Sábado, 4 de janeiro de 2025 | Porto Velho (RO)

×
Gente de Opinião

Crônica

O Porrete das bicheiras


O Porrete das bicheiras - Gente de Opinião

A famosa frase de Euclides da Cunha, O sertanejo é, antes de tudo, um forte, ao longo do tempo, teve seu sentido ampliado, por outros escritores: O nordestino é, antes de tudo, um forte. A princípio, Euclides mirava como fortes os tabaréus que seguiam Conselheiro, O Peregrino, alcunha do cearense Antônio Vicente Mendes Maciel. Fortes por enfrentarem as adversidades na construção do arraial de Belo Monte (Canudos), em 1893, e por continuarem divulgando, apesar da Proclamação da República, no sertão nordestino, os ideais monarquistas. Fortes por suportarem a guerra contra a força policial da Bahia e o exército brasileiro em 1896/97, assombrando a capital da jovem república, com a força messiânica dos sertanejos fanáticos.

Antônio Conselheiro, além de santo, advogado dos mais necessitados, falava a língua do sertanejo, promesseiro de marca maior, estilo político. O exército varreu do mapa a pequena Canudos, dilacerando corpos com a força dos seus canhões, contudo a figura de Conselheiro continua vagando pelo campo de batalha, prometendo, com o silêncio tagarela da roupa branca e barba negra, um amanhã melhor, quiçá no céu.

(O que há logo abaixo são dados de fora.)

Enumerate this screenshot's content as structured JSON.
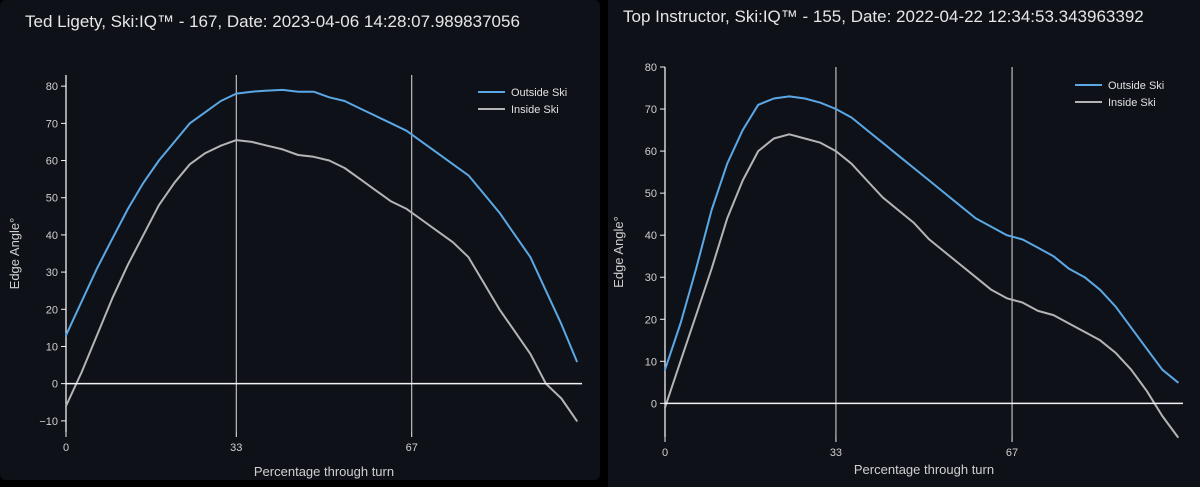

A avó de Avelina, Maria das Dores, seguidora de Conselheiro, morreu no campo da batalha das planícies de Canudos, fazia parte do grupo de rezadeiras que protegiam o corpo do santo, com rezas poderosas e ramos de arruda. Conselheiro vestia-se com um chambre branco, não cortava o cabelo nem a barba. Santo estrategista, destemido, de arma na mão, pronto a defender seus fiéis seguidores.

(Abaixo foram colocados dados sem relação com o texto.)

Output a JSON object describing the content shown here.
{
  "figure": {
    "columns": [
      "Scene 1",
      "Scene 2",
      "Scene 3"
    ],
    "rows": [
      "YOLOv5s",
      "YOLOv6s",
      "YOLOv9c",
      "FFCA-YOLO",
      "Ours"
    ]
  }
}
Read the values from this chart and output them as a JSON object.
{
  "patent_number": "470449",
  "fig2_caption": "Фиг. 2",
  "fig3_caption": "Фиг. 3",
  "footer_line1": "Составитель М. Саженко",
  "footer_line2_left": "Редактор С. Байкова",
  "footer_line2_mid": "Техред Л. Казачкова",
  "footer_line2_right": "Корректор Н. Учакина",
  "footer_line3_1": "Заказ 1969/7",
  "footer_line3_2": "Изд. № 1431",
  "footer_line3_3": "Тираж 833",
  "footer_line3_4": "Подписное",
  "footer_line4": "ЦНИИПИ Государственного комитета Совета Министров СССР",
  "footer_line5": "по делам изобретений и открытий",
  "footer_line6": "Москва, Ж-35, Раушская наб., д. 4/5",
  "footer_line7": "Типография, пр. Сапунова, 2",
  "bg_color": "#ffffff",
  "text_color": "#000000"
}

Anos mais tarde, no limiar e meados do século XX, sob a visão dos demais brasileiros, os nordestinos continuaram portando essa pseudo máscara sobre-humana, diante das adversidades.  Assumiam a condição de fortes porque só eles suportavam, durante semanas, o lombo de um pau-de-arara com destino a São Paulo. Em tempo de seca, não era fácil sair do Nordeste: numa época, foram pro Norte, via rios, ajudar na construção da EFMM e na extração do ouro branco; em outra, viraram soldados da borracha, financiados pelo Tio Sam, durante a 2ª Grande Guerra. Afora isso era ir de caminhão, ou a pé, no estilo Vidas Secas, de Graciliano Ramos, até chegar na estação da Estrada de Ferro que passava em Juazeiro, na Bahia. Daí até São Paulo, via Minas Gerais. Ao fim da sofrida caminhada, sobrava pouco, ou nada. Hoje, o progresso melhorou os caminhos do Nordeste para o Sul/Sudeste, os acessos estão, relativamente, mais fáceis. Às vezes são os do Sul/Sudeste que migram pro Norte/Nordeste. Entretanto, se, na jornada pela vida, a morte prematura for vencida, um dia! o retirante voltará pra sua terra, nem que seja pra mostrar as sobras da família retirante: – Oi eu aqui de novo, xaxado! Louvado Seja Nosso Senhor Jesus Cristo! Para sempre seja louvado!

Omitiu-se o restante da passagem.